The Lexus’ lights can be programmed to show any image on a pixelated, curved canvas.

I later spoke to Kristen Little, a producer at Team One, who is also part of the team that developed the openframeworks app that controls both the lights and the images that they collectively display.

Little explained to me that there are three modes built into the app: the first, Attract, simply plays videos in a continuous loop, turning the car into a screen on which any image or .mov file can be displayed.

This mode also offers the user the option to single out certain panels of lights to show specific images or patterns.

In the Audio Reactive (or Data Viz) mode, the lights on the car activate in time to music or sounds. The app analyzes the audio track and interprets the rhythm visually.

Finally, Gesture mode creates an interactive experience that responds to various movements by playing specific images or patterns.

The final effect of all these different modes is a striking show of fast-moving light, colors, and images.

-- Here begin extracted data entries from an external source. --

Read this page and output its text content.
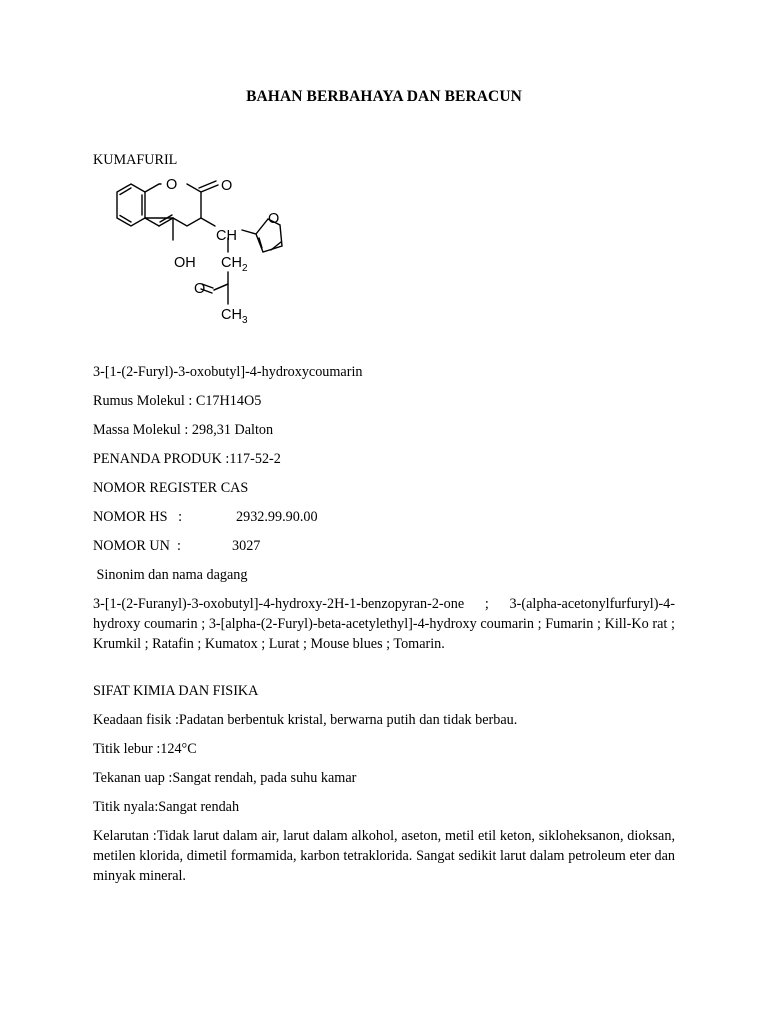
BAHAN BERBAHAYA DAN BERACUN
KUMAFURIL
O	O
O
CH
OH $CH_2$
O
$CH_3$
3-[1-(2-Furyl)-3-oxobutyl]-4-hydroxycoumarin
Rumus Molekul : C17H14O5
Massa Molekul : 298,31 Dalton
PENANDA PRODUK :117-52-2
NOMOR REGISTER CAS
NOMOR HS   :	2932.99.90.00
NOMOR UN  :	3027
Sinonim dan nama dagang
3-[1-(2-Furanyl)-3-oxobutyl]-4-hydroxy-2H-1-benzopyran-2-one ; 3-(alpha-acetonylfurfuryl)-4-hydroxy coumarin ; 3-[alpha-(2-Furyl)-beta-acetylethyl]-4-hydroxy coumarin ; Fumarin ; Kill-Ko rat ; Krumkil ; Ratafin ; Kumatox ; Lurat ; Mouse blues ; Tomarin.
SIFAT KIMIA DAN FISIKA
Keadaan fisik :Padatan berbentuk kristal, berwarna putih dan tidak berbau.
Titik lebur :124°C
Tekanan uap :Sangat rendah, pada suhu kamar
Titik nyala:Sangat rendah
Kelarutan :Tidak larut dalam air, larut dalam alkohol, aseton, metil etil keton, sikloheksanon, dioksan, metilen klorida, dimetil formamida, karbon tetraklorida. Sangat sedikit larut dalam petroleum eter dan minyak mineral.
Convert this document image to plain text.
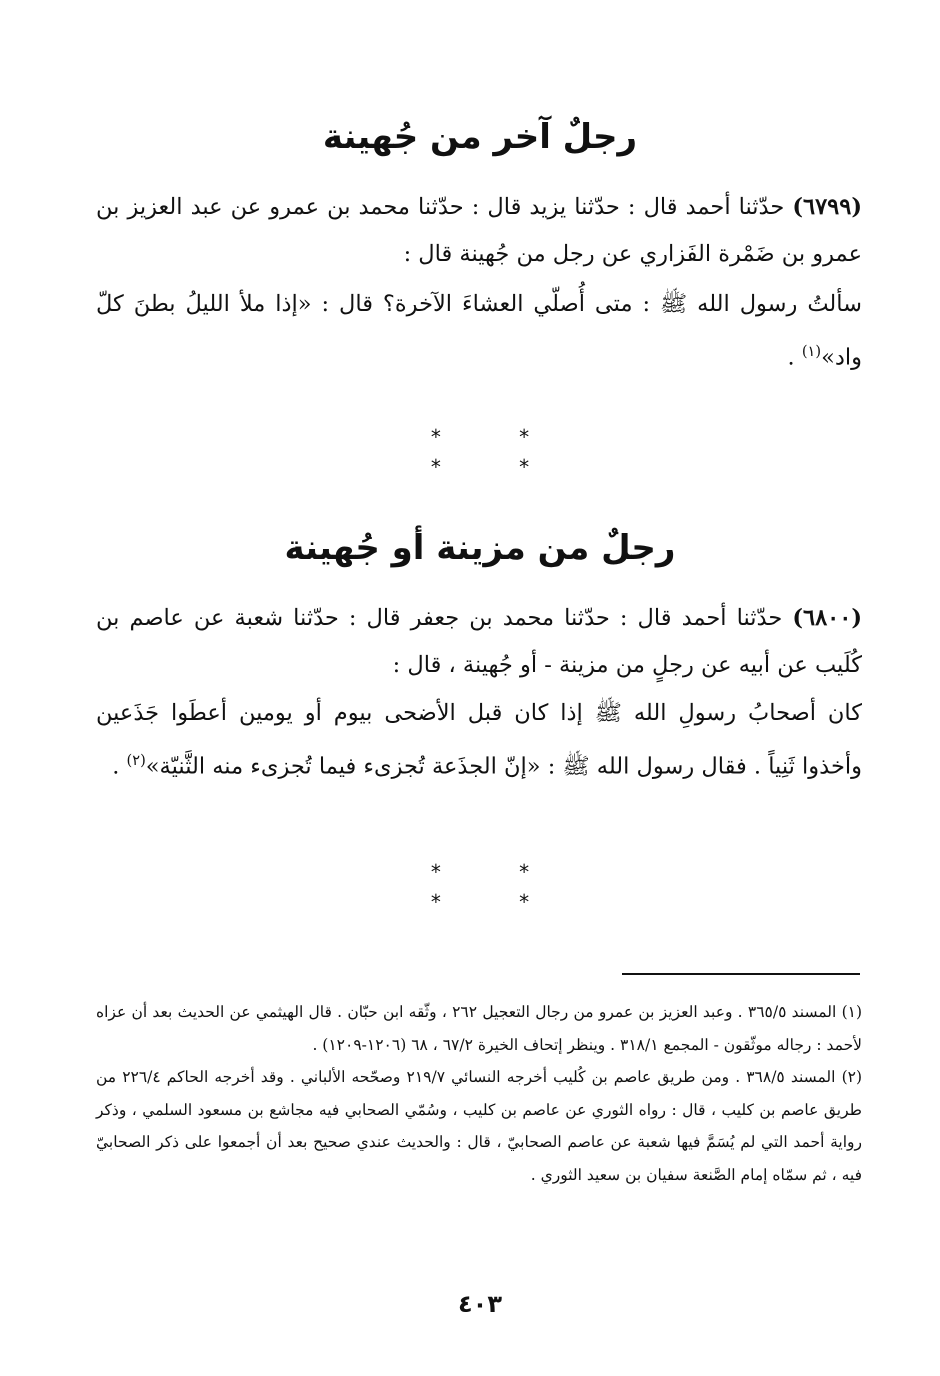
رجلٌ آخر من جُهينة

(٦٧٩٩) حدّثنا أحمد قال : حدّثنا يزيد قال : حدّثنا محمد بن عمرو عن عبد العزيز بن عمرو بن ضَمْرة الفَزاري عن رجل من جُهينة قال :

سألتُ رسول الله ﷺ : متى أُصلّي العشاءَ الآخرة؟ قال : «إذا ملأ الليلُ بطنَ كلّ واد»$^{(١)}$ .

* * * *
رجلٌ من مزينة أو جُهينة

(٦٨٠٠) حدّثنا أحمد قال : حدّثنا محمد بن جعفر قال : حدّثنا شعبة عن عاصم بن كُلَيب عن أبيه عن رجلٍ من مزينة - أو جُهينة ، قال :

كان أصحابُ رسولِ الله ﷺ إذا كان قبل الأضحى بيوم أو يومين أعطَوا جَذَعين وأخذوا ثَنِياً . فقال رسول الله ﷺ : «إنّ الجذَعة تُجزىء فيما تُجزىء منه الثَّنيّة»$^{(٢)}$ .

* * * *

(١) المسند ٣٦٥/٥ . وعبد العزيز بن عمرو من رجال التعجيل ٢٦٢ ، وثّقه ابن حبّان . قال الهيثمي عن الحديث بعد أن عزاه لأحمد : رجاله موثّقون - المجمع ٣١٨/١ . وينظر إتحاف الخيرة ٦٧/٢ ، ٦٨ (١٢٠٦-١٢٠٩) .

(٢) المسند ٣٦٨/٥ . ومن طريق عاصم بن كُليب أخرجه النسائي ٢١٩/٧ وصحّحه الألباني . وقد أخرجه الحاكم ٢٢٦/٤ من طريق عاصم بن كليب ، قال : رواه الثوري عن عاصم بن كليب ، وسُمّي الصحابي فيه مجاشع بن مسعود السلمي ، وذكر رواية أحمد التي لم يُسَمَّ فيها شعبة عن عاصم الصحابيّ ، قال : والحديث عندي صحيح بعد أن أجمعوا على ذكر الصحابيّ فيه ، ثم سمّاه إمام الصَّنعة سفيان بن سعيد الثوري .

٤٠٣
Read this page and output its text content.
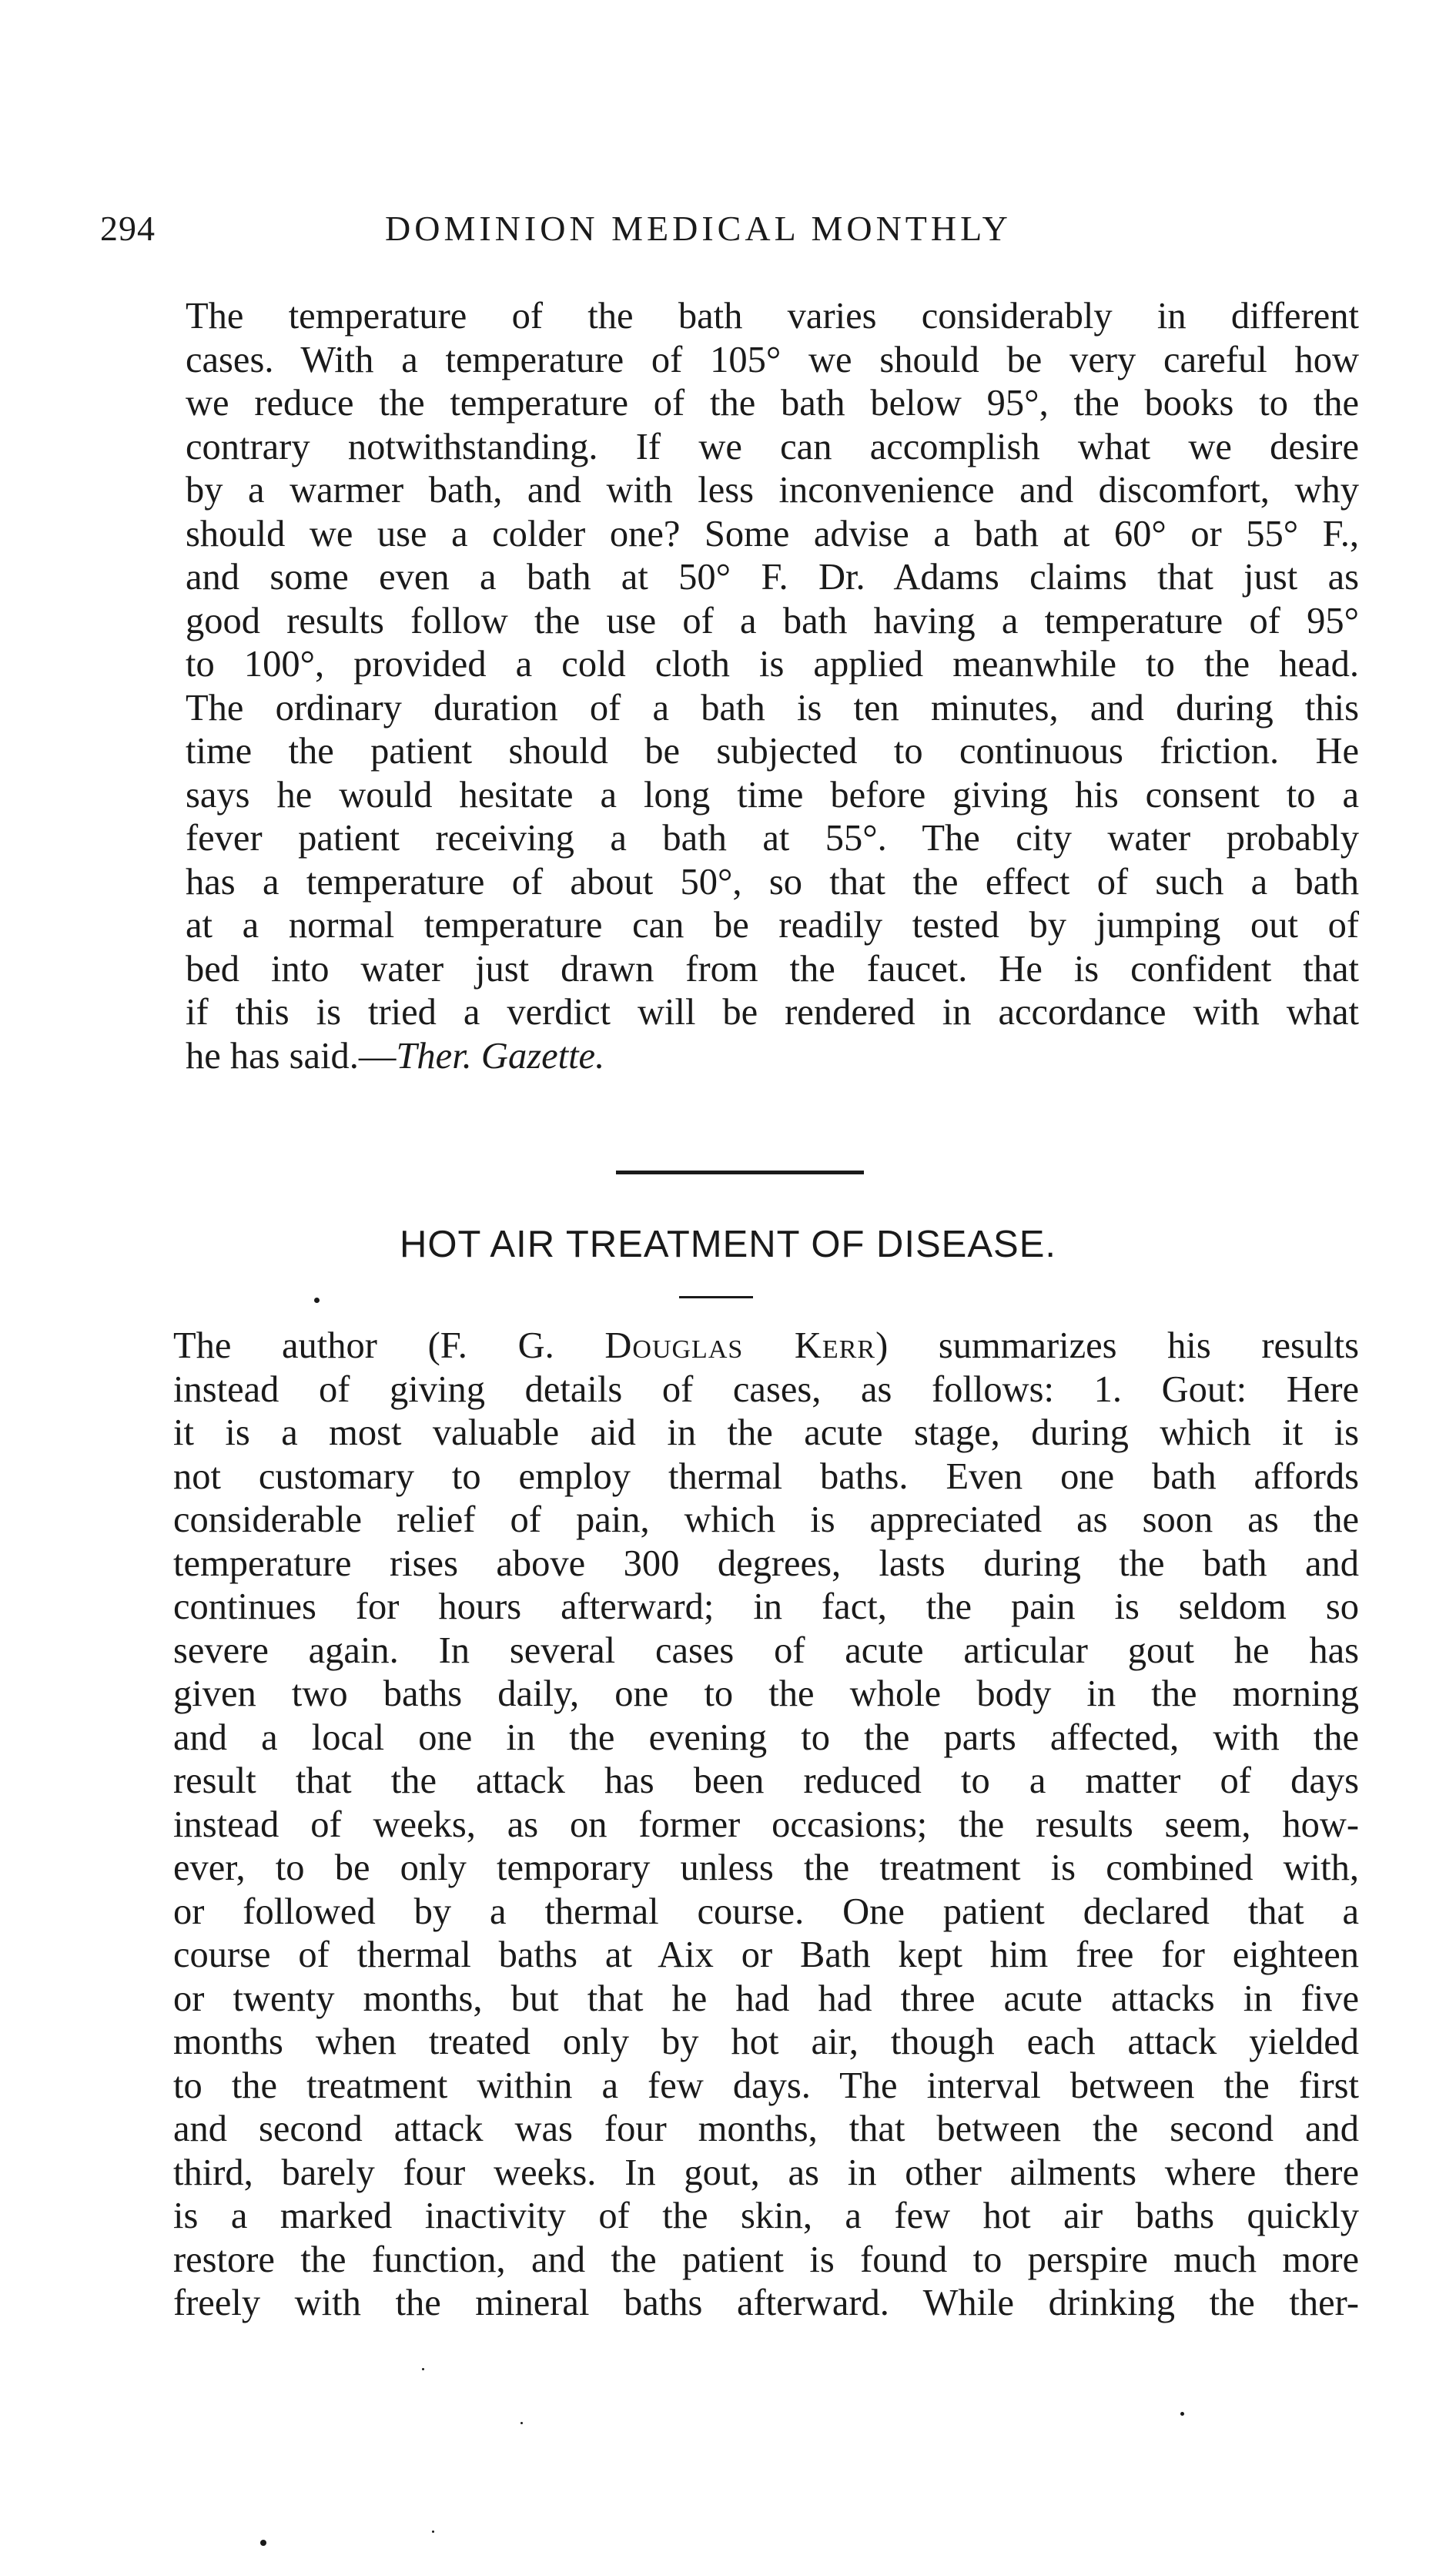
294	DOMINION MEDICAL MONTHLY
The temperature of the bath varies considerably in different
cases. With a temperature of 105° we should be very careful how
we reduce the temperature of the bath below 95°, the books to the
contrary notwithstanding. If we can accomplish what we desire
by a warmer bath, and with less inconvenience and discomfort, why
should we use a colder one? Some advise a bath at 60° or 55° F.,
and some even a bath at 50° F. Dr. Adams claims that just as
good results follow the use of a bath having a temperature of 95°
to 100°, provided a cold cloth is applied meanwhile to the head.
The ordinary duration of a bath is ten minutes, and during this
time the patient should be subjected to continuous friction. He
says he would hesitate a long time before giving his consent to a
fever patient receiving a bath at 55°. The city water probably
has a temperature of about 50°, so that the effect of such a bath
at a normal temperature can be readily tested by jumping out of
bed into water just drawn from the faucet. He is confident that
if this is tried a verdict will be rendered in accordance with what
he has said.—Ther. Gazette.
HOT AIR TREATMENT OF DISEASE.
The author (F. G. Douglas Kerr) summarizes his results
instead of giving details of cases, as follows: 1. Gout: Here
it is a most valuable aid in the acute stage, during which it is
not customary to employ thermal baths. Even one bath affords
considerable relief of pain, which is appreciated as soon as the
temperature rises above 300 degrees, lasts during the bath and
continues for hours afterward; in fact, the pain is seldom so
severe again. In several cases of acute articular gout he has
given two baths daily, one to the whole body in the morning
and a local one in the evening to the parts affected, with the
result that the attack has been reduced to a matter of days
instead of weeks, as on former occasions; the results seem, how-
ever, to be only temporary unless the treatment is combined with,
or followed by a thermal course. One patient declared that a
course of thermal baths at Aix or Bath kept him free for eighteen
or twenty months, but that he had had three acute attacks in five
months when treated only by hot air, though each attack yielded
to the treatment within a few days. The interval between the first
and second attack was four months, that between the second and
third, barely four weeks. In gout, as in other ailments where there
is a marked inactivity of the skin, a few hot air baths quickly
restore the function, and the patient is found to perspire much more
freely with the mineral baths afterward. While drinking the ther-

The closer to the car you get, the more mesmerizing it becomes. You can get caught up watching the car’s 41,999 RGB LED lights on 2,460 strips in any mode.

For the particular installation I photographed, Lexus partnered with fashion designers Jeremy Scott and Nicole Miller whose runway shows were playing on a screen behind the car.

The designers provided imagery and motifs for Little and her creative team (which included an animator) to play with.

The 41,999 tiny lights on the car working in sync with the screens mounted behind it created an impressive visual display.

Having said that, I’m not sure why this makes sense on a car specifically? And there’s no way this car will ever be street legal.

But regardless, it still all looked amazing and I couldn’t take my eyes off it.